One thing which kind of worked was to add this folder in input like this:

inputs = [
ProcessingInput(source=f'{project_name}/{module_name}/helper_functions',
destination="/opt/ml/processing/input/code/helper_functions"),
]

But this was putting the required files in some other directory which I was not able to import anymore.

What is standard way of doing this?


Solution

  • You have to specify the source_dir. Within your script then you can import the modules as you normally do.

    source_dir (str or PipelineVariable) – Path (absolute, relative or an S3 URI) to a directory with any other training source code dependencies aside from the entry point file (default: None). If source_dir is an S3 URI, it must point to a tar.gz file. Structure within this directory are preserved when training on Amazon SageMaker.

    Look at the documentation in general for Processing (you have to use FrameworkProcessor and not the specific ones like SKLearnProcessor).

    P.S.: The answer is similar to that of the question "How to install additional packages in sagemaker pipeline".
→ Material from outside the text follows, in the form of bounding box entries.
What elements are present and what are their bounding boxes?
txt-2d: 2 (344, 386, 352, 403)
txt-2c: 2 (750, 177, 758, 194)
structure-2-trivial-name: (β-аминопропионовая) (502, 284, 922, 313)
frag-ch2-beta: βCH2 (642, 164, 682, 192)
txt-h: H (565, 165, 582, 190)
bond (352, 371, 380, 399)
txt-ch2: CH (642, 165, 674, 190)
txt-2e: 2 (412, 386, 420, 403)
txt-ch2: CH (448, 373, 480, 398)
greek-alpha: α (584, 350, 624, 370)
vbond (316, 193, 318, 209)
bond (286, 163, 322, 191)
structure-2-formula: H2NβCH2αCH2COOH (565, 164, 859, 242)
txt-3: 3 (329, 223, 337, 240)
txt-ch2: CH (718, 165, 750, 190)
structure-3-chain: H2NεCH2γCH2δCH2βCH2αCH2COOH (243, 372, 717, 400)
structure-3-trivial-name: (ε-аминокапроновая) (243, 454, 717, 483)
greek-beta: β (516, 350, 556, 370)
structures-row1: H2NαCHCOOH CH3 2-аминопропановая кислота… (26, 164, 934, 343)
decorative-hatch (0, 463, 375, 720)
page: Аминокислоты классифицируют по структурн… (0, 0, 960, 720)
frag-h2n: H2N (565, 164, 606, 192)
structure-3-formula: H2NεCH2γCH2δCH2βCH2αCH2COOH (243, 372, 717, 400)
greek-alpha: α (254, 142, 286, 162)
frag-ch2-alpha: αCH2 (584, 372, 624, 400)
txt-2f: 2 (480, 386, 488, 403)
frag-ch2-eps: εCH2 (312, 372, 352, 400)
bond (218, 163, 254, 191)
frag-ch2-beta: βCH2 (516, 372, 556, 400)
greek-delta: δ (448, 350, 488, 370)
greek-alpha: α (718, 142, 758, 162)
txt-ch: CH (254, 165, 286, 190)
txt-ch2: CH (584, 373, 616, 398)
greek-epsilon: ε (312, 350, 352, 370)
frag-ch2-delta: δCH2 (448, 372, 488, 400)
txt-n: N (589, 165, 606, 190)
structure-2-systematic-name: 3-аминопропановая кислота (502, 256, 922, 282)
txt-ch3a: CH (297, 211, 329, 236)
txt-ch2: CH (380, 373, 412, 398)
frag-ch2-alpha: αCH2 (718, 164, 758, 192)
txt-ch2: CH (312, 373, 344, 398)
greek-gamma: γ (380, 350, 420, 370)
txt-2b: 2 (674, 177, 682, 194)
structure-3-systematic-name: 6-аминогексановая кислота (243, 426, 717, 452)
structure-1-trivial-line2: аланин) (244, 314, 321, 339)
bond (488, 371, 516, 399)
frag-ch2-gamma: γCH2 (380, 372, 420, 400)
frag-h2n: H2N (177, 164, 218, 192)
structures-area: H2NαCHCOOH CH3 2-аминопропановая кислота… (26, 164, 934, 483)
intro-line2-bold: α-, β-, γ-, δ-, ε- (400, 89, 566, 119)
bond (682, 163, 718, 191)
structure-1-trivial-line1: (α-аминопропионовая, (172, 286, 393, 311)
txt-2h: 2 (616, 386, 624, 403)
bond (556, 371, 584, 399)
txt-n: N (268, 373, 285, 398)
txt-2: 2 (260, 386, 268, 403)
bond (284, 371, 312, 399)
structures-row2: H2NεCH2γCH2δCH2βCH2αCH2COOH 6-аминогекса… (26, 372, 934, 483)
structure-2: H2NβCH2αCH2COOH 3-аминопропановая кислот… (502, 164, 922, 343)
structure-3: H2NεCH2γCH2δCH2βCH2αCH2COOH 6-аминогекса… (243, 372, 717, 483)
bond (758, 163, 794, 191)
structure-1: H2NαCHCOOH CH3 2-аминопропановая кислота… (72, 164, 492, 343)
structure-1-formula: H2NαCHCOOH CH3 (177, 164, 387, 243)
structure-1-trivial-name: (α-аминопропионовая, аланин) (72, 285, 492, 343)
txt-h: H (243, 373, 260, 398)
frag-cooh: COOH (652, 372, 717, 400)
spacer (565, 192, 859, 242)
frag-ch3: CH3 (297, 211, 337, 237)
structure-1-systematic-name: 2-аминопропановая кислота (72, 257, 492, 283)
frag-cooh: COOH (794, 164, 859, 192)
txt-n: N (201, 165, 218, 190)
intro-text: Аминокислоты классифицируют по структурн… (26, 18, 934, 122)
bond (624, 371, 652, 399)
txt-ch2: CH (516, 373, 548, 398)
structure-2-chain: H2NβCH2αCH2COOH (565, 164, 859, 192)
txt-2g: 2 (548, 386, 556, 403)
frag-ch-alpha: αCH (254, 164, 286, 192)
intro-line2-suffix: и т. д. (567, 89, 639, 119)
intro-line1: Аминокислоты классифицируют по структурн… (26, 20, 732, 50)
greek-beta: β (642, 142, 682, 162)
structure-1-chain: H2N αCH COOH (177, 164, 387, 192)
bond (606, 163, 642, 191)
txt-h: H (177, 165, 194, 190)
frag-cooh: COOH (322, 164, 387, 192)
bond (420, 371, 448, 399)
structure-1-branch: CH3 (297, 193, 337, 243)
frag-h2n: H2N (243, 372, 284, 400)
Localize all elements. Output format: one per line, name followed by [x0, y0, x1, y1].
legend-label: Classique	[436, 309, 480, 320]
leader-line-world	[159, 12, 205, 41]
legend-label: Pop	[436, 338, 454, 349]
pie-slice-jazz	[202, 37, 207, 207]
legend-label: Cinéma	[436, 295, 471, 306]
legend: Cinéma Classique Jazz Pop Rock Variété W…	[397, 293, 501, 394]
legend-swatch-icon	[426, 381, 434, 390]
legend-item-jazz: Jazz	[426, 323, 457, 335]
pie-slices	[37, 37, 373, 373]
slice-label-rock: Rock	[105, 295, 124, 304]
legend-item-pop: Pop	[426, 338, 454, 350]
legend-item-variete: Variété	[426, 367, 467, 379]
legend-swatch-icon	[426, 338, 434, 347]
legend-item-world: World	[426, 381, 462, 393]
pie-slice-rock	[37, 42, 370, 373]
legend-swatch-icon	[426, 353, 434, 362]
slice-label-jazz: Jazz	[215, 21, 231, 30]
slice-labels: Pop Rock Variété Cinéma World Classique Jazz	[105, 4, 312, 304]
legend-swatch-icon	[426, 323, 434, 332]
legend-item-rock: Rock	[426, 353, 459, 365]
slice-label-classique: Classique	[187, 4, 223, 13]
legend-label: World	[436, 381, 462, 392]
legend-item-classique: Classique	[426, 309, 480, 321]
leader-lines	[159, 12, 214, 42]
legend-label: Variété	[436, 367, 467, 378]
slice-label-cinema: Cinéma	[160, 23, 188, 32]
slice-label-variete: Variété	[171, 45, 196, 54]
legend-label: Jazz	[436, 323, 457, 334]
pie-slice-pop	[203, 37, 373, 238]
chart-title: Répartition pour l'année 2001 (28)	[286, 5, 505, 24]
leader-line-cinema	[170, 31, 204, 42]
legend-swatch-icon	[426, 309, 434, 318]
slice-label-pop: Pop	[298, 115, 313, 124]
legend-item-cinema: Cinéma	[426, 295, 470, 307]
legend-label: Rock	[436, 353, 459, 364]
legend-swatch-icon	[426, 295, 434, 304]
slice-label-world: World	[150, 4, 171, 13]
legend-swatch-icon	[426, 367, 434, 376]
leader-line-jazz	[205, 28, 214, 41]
    Within the specified folder, there must be the script (in your case preprocess.py), any other files/modules that may be needed, and also eventually the requirements.txt file.

    The structure of the folder then will be:

    BASE_DIR/
    |─ helper_functions/
    |  |─ your_utils.py
    |─ requirements.txt
    |─ preprocess.py
    

    Within your preprocess.py, you will call the scripts in a simple way with:

    from helper_functions.your_utils import your_class, your_func
    

    So, your code becomes:

    from sagemaker.processing import FrameworkProcessor
    from sagemaker.sklearn import SKLearn
    from sagemaker.workflow.steps import ProcessingStep
    from sagemaker.processing import ProcessingInput, ProcessingOutput
    
    BASE_DIR = your_script_dir_path
    
    sklearn_processor = FrameworkProcessor(
        estimator_cls=SKLearn,
        framework_version=framework_version,
        instance_type=processing_instance_type,
        instance_count=processing_instance_count,
        base_job_name=base_job_name,
        sagemaker_session=pipeline_session,
        role=role
    )
    
    step_args = sklearn_processor.run(
        inputs=[your_inputs],
        outputs=[your_outputs],
        code="preprocess.py",
        source_dir=BASE_DIR,
        arguments=[your_arguments],
    )
    
    step_process = ProcessingStep(
        name="ProcessingName",
        step_args=step_args
    )
    

    It's a good practice to keep the folders for the various steps separate for each and don't create overlaps.